The report, sent to Financial Nigeria by Crypto Parrot, also shows that year-to-date (YTD), the transaction fees have grown by 81.1 per cent. The increase in the BTC transaction fees correlates with the recent surge in value of the cryptoasset.
"The surge in the asset's value resulted in most people buying Bitcoin in a bid not to miss out on the rally. When prices surge, more potential investors show interest in buying Bitcoin since the fear of missing out (FOMO) usually sets in,” Crypto Parrot said in a statement on Wednesday. “In this case, the Bitcoin blockchain often gets congested as miners compete to process the transactions leading to a skyrocketing of fees."
The report also provides data on the total hash rate of the BTC network on a 30-day average. Its findings reveal that the hash rate as of February 8, 2021 was 151.7 million trillion hashes per second (TH/s), compared to 109.7 million TH/s one year ago. This represents a growth of 38.28 per cent over the last 12 months.
According to Crypto Parrot, the hash rate is defined as the processing power of the bitcoin network or the speed at which miners are able to perform proof-of-work calculations per second. A hash rate of 151.7 million TH/s means the network can make 151.7 quintillion calculations per second.

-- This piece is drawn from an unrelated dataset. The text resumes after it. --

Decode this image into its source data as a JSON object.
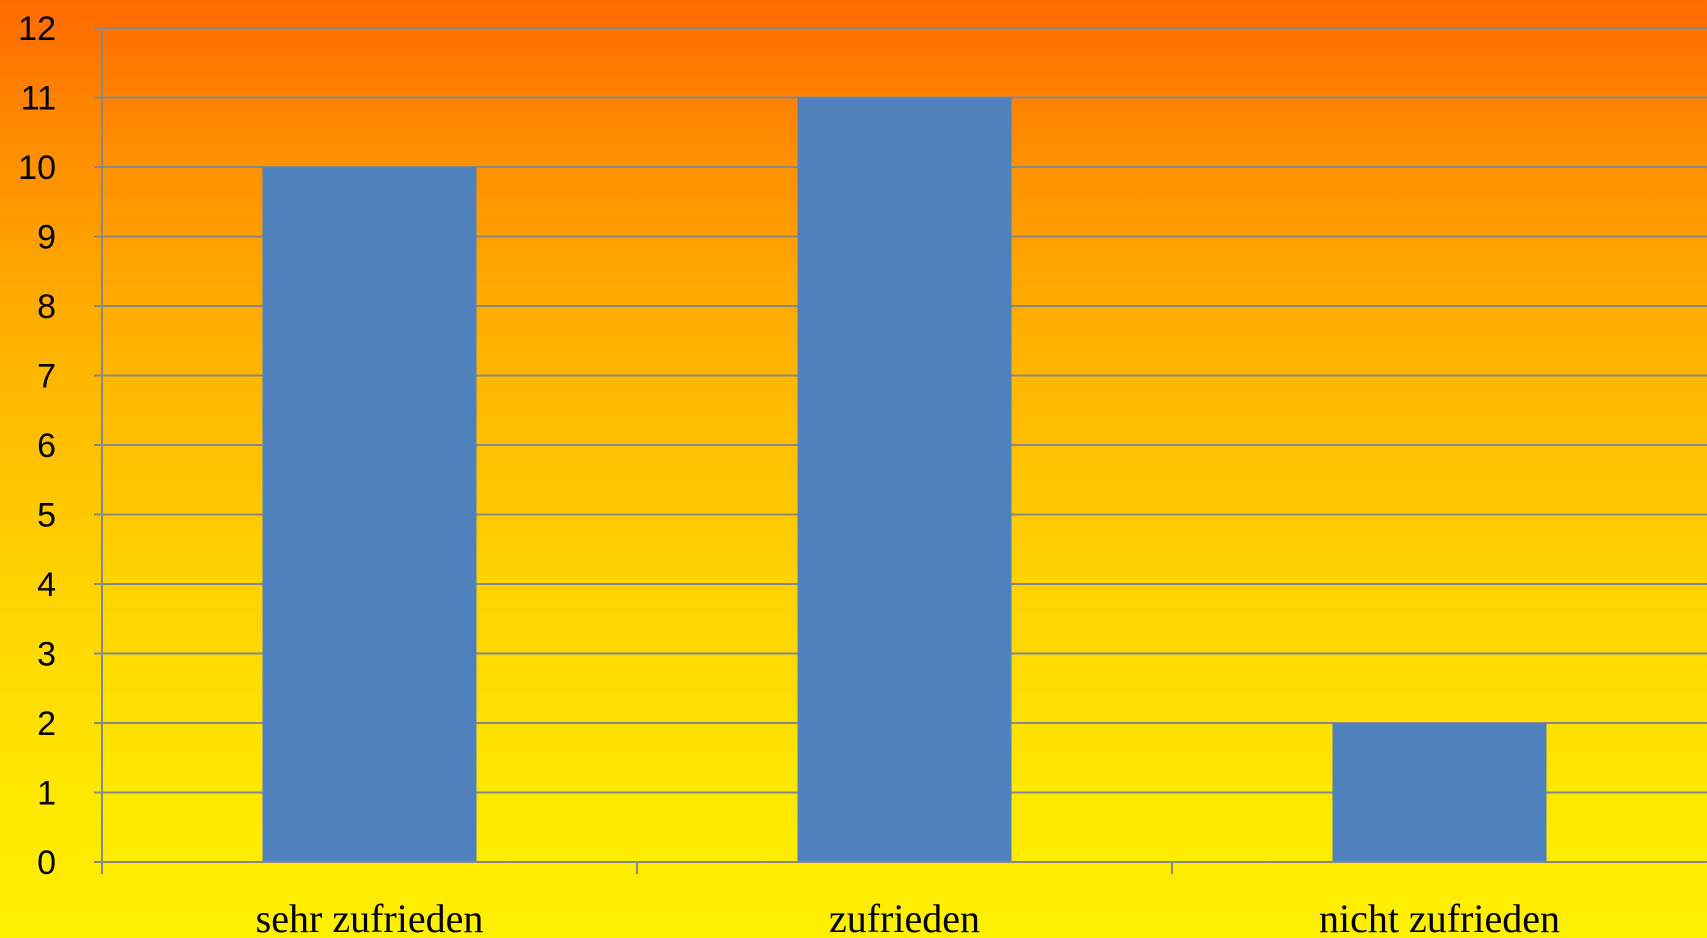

Typically, the higher the hash rate, the more miners are participating in the network. The hash rate is also a key security metric. The higher the hashing or computing power in the network, the greater its security and its overall resistance to attack, according to Blockchain.com.
Per data by Crypto Parrot, the hash rate has grown by 11.38 per cent year-to-date.
Nigeria is the world's second-largest bitcoin trader after the United States. Between 2015-2020, Nigeria traded bitcoins worth more than $566 million. Amid the growth of cryptocurrency trading in the country, the Central Bank of Nigeria (CBN) issued a circular last week reiterating a 2017 directive that the use of cryptocurrencies in Nigeria contravenes existing law.
The directive prohibits financial institutions from carrying out transactions in cryptocurrencies or facilitating payments for crypto exchanges. It also directs banks to close accounts of persons or entities involved in cryptocurrency transactions.
The ban on cryptocurrencies, according to the apex bank, is to safeguard the financial system against money laundering, terrorism financing, illicit fund flows and criminal activities. The CBN also cited the speculative bubble in the cryptocurrency market and the extreme volatility in price movements of the assets as reasons for the ban.
As of 11 a.m. Nigeria time on Thursday, BTC was trading at $45,447.50, having dropped by 3 per cent from yesterday's peak.